Demographics are also a crucial factor in shaping these investments. Europe’s aging economies have been inundated with SWF investments in “aged care,” also macabrely termed “deathcare.” These range from hospitals, to old people’s homes, to crematoria—the last of which appeals partly due to bodies’ potential to create green energy when cremated, said a source who works with SWFs.
Total Assets: $320 billion
10-year return: Undisclosed
Transparency rating: Sixth-tier
Need to know: One of the most secretive SWFs out there. In 2008, Qatar’s finance minister told his US counterpart that “only five or six people in Qatar know” where the QIA’s assets are allocated, according to a US diplomatic cable obtained by Wikileaks.
The accepted view of sovereign wealth funds has changed dramatically over the past 15 years. Once considered an urgent threat to the liberal world order, they are now often seen as little more than a quirk of the global economy, of note only to those deeply immersed in finance.
Neither analysis hits the mark.
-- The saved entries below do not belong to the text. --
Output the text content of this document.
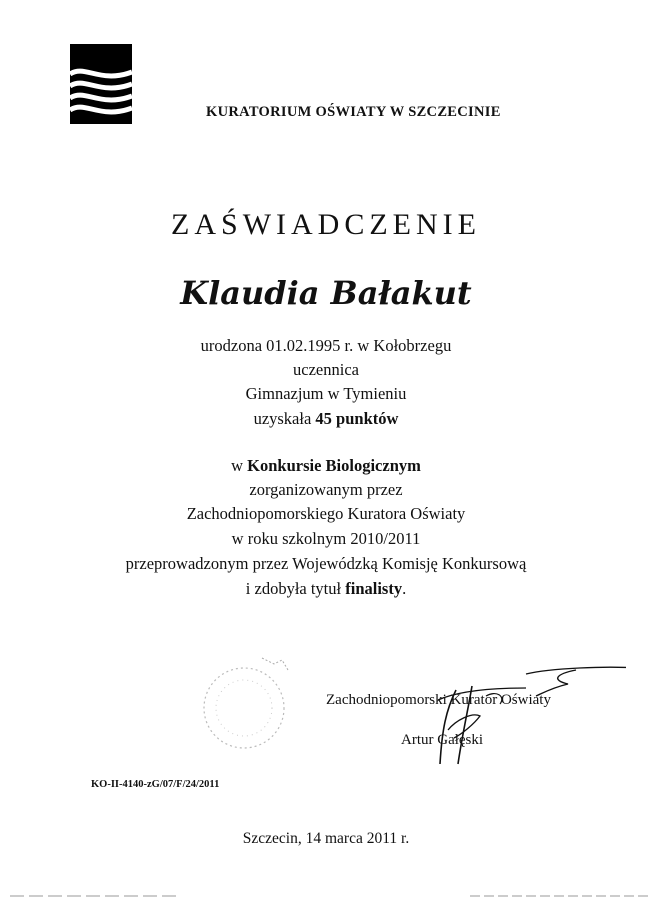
KURATORIUM OŚWIATY W SZCZECINIE
ZAŚWIADCZENIE
Klaudia Bałakut
urodzona 01.02.1995 r. w Kołobrzegu
uczennica
Gimnazjum w Tymieniu
uzyskała 45 punktów
w Konkursie Biologicznym
zorganizowanym przez
Zachodniopomorskiego Kuratora Oświaty
w roku szkolnym 2010/2011
przeprowadzonym przez Wojewódzką Komisję Konkursową
i zdobyła tytuł finalisty.
Zachodniopomorski Kurator Oświaty
Artur Gałęski
KO-II-4140-zG/07/F/24/2011
Szczecin, 14 marca 2011 r.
While the fear of SWFs-as-authoritarian-threat is a dog that hasn’t barked, few experts will tell you they’re never used to further political goals—whether to invest in strategic sectors or to extend diplomatic olive branches.
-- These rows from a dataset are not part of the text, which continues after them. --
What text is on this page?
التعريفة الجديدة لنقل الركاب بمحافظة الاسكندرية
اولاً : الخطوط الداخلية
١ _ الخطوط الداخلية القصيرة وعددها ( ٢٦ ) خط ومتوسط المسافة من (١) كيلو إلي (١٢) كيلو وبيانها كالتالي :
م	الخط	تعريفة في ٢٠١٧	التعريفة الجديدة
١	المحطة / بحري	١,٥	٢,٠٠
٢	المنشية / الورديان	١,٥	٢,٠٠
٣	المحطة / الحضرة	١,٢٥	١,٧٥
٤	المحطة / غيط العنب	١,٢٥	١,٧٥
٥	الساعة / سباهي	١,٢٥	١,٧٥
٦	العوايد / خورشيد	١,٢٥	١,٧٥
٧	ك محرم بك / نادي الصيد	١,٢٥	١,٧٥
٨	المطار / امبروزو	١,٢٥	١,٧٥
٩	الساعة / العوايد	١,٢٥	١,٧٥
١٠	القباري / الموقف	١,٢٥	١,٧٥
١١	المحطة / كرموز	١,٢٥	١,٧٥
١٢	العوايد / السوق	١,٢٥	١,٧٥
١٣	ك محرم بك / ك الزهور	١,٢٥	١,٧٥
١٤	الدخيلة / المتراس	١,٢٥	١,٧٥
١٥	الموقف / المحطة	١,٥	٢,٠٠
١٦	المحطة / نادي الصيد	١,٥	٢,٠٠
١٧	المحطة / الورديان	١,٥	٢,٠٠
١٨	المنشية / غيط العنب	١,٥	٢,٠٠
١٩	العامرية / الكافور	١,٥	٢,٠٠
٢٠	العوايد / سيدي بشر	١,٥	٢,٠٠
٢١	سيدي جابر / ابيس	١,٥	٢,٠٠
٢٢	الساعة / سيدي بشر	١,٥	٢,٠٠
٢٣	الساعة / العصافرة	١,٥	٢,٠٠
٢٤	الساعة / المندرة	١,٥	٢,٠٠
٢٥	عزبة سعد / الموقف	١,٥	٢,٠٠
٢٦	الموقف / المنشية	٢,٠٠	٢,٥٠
SWFs have grown so dramatically in recent years that they’re increasingly difficult to ignore, taking significant stakes in many of the world’s most important and exciting companies. What does that mean for the global economy? We’re in a time of such geopolitical upheaval, and some major SWFs are so shrouded in secrecy, that there’s no clear answer.
We don’t even really know whether they will become mainstays of the world’s economy or brief historical oddities. While SWFs say they invest over a 30-plus year timeframe, most of them are little more than a decade old, notes Adam Dixon, a political economist and co-author of Sovereign Wealth Funds. Their expected longevity “all comes down to the assumption that states are longterm—that the nation state exists in perpetuity,” he says. That is far from guaranteed.
For the time being, however, SWFs are very on trend. Their rise is taking place at a time when governments become ever more active players in markets across the board. State capitalist economies like China are rising, protectionists like Trump are seizing power in the West, and even Germany’s center-right government is pushing for more state involvement in the economy.
Summers noted SWFs’ potential here back in 2007, writing that, as state actors, the question of how they invest “is profound and goes to the nature of global capitalism.”
Well, the future of global capitalism now looks mighty different from the era of pre-crisis neoliberalism that Summers was writing in. Sovereign wealth funds, for the time being at least, look set to play an ever-growing role in whatever we end up with.
Correction (March 12): Saudi Arabia’s Public Investment Fund was founded in 1971. An earlier version of this story indicated the date was 2008, citing incorrect information from the Sovereign Wealth Fund Institute.